Depuis plusieurs mois, la SACIM, productrice d’environ 250 000 carats de diamants par mois, faisait face à une impasse financière alimentée par des restrictions imposées à sa commercialisation. Un arrêté ministériel datant de février 2022 obligeait l’entreprise à vendre exclusivement à un cercle restreint d’acheteurs agréés par le CEEC (Centre d’expertise, d’évaluation et de certification), réduisant considérablement ses revenus.
Cette limitation a eu des conséquences directes sur la santé financière de l’entreprise, avec 13 mois de salaires impayés à la clé. Une situation qui a provoqué un vif mécontentement au sein du personnel et entraîné des mouvements sociaux, affectant la stabilité dans la région de Miabi.

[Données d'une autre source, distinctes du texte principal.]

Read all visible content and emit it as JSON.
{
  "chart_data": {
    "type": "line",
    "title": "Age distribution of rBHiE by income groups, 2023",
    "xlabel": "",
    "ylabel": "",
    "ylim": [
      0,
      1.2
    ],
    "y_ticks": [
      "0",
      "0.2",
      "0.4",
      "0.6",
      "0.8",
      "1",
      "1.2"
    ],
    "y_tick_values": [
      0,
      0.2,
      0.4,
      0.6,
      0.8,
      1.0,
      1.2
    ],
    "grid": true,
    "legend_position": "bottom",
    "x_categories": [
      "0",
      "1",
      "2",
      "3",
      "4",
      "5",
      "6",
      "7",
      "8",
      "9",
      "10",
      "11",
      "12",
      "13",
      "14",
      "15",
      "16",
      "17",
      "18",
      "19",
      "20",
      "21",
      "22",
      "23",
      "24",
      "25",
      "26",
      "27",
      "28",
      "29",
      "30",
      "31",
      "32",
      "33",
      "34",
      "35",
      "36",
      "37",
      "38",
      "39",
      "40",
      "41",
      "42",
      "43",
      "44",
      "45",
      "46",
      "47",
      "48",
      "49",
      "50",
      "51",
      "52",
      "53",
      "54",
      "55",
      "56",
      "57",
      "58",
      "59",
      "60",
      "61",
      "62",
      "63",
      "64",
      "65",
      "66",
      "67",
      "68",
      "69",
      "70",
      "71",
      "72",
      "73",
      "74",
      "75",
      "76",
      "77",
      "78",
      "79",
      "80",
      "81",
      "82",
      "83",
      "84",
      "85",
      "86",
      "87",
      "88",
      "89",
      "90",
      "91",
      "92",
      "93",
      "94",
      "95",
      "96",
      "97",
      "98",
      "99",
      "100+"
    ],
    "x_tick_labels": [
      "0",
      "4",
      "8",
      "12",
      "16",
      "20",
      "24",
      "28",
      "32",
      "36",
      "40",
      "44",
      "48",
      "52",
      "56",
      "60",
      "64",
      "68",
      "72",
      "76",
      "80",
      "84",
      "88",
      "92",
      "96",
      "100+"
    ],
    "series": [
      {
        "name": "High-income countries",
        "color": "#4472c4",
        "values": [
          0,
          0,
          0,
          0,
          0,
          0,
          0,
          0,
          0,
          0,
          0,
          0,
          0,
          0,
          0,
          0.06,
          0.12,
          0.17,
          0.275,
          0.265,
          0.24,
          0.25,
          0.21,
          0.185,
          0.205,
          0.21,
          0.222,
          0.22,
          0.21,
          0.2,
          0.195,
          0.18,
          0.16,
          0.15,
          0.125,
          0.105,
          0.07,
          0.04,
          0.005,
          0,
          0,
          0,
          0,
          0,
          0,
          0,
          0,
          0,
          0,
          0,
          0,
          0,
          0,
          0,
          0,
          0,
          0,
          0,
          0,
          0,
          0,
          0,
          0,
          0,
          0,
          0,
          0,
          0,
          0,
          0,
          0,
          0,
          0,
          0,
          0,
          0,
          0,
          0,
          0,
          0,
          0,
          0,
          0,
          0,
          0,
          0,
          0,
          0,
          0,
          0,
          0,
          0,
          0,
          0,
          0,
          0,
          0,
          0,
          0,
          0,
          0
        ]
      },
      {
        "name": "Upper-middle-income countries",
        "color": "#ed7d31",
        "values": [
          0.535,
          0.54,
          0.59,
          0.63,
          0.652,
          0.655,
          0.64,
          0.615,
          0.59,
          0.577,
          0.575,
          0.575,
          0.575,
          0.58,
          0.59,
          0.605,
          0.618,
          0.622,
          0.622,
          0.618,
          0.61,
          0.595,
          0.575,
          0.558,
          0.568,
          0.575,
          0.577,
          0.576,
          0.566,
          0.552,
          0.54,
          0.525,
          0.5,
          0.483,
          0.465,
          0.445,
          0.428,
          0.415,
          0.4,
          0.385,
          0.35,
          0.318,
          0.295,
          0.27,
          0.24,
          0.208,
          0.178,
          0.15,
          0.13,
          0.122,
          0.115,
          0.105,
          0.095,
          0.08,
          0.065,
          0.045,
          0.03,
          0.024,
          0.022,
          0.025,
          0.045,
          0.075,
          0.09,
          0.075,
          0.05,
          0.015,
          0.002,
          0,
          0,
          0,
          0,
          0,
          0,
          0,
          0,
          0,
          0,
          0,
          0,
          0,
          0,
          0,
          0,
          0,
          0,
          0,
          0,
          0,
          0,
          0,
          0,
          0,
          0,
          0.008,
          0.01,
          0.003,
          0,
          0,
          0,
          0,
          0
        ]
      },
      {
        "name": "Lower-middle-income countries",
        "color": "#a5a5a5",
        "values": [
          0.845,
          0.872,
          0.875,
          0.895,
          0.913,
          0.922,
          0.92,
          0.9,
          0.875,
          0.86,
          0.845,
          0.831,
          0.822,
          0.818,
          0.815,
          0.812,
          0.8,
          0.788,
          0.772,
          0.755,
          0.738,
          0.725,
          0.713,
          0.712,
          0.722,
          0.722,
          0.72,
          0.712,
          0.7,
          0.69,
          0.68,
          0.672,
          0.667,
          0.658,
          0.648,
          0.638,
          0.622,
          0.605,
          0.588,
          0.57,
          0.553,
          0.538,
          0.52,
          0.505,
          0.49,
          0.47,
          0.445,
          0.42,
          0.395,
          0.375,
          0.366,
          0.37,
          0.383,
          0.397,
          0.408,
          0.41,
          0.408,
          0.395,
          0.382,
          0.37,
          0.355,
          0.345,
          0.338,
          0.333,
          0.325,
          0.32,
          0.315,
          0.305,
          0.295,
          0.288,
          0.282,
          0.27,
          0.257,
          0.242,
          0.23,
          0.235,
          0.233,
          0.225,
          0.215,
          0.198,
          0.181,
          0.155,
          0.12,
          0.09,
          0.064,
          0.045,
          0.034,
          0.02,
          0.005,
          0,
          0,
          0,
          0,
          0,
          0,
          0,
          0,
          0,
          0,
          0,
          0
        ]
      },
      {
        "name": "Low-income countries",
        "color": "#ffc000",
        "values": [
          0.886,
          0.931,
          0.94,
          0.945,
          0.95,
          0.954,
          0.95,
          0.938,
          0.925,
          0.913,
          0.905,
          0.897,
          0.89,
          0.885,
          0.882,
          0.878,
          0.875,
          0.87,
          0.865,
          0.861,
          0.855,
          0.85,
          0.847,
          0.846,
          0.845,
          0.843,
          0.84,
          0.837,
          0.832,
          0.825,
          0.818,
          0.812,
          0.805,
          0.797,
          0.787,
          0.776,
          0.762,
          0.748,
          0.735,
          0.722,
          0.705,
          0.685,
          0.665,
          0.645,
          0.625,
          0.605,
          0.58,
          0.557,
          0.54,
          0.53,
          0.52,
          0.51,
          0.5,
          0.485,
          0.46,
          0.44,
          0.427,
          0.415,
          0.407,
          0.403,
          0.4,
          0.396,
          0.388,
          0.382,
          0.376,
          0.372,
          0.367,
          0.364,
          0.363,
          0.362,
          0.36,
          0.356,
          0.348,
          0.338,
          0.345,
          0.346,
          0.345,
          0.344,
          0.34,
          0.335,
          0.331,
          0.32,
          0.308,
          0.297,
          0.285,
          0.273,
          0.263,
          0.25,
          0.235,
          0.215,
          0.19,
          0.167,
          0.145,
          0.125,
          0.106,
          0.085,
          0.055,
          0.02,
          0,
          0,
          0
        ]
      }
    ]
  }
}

Pour remédier à cette impasse, le ministre des Mines a obtenu la signature, le 2 juin dernier, d’un nouvel arrêté rétablissant la liberté de vente des diamants, conformément aux principes du Code minier. Ce changement réglementaire vise à offrir à la SACIM une bouffée d’oxygène financière et à rétablir la confiance au sein de ses effectifs.
La gravité de la crise n’a pas laissé les institutions indifférentes. En avril dernier, le sénateur Alphonse Ngoyi Kasanji avait tiré la sonnette d’alarme au Sénat, appelant à la mise en place d’une commission d’enquête parlementaire pour examiner de près la gestion de cette entreprise jugée vitale pour l’économie du centre du pays.
Avec ce déblocage, le gouvernement espère non seulement stabiliser la SACIM, mais aussi relancer la dynamique économique dans le Kasaï Oriental, une région riche en ressources mais trop souvent pénalisée par une gouvernance instable et des politiques restrictives.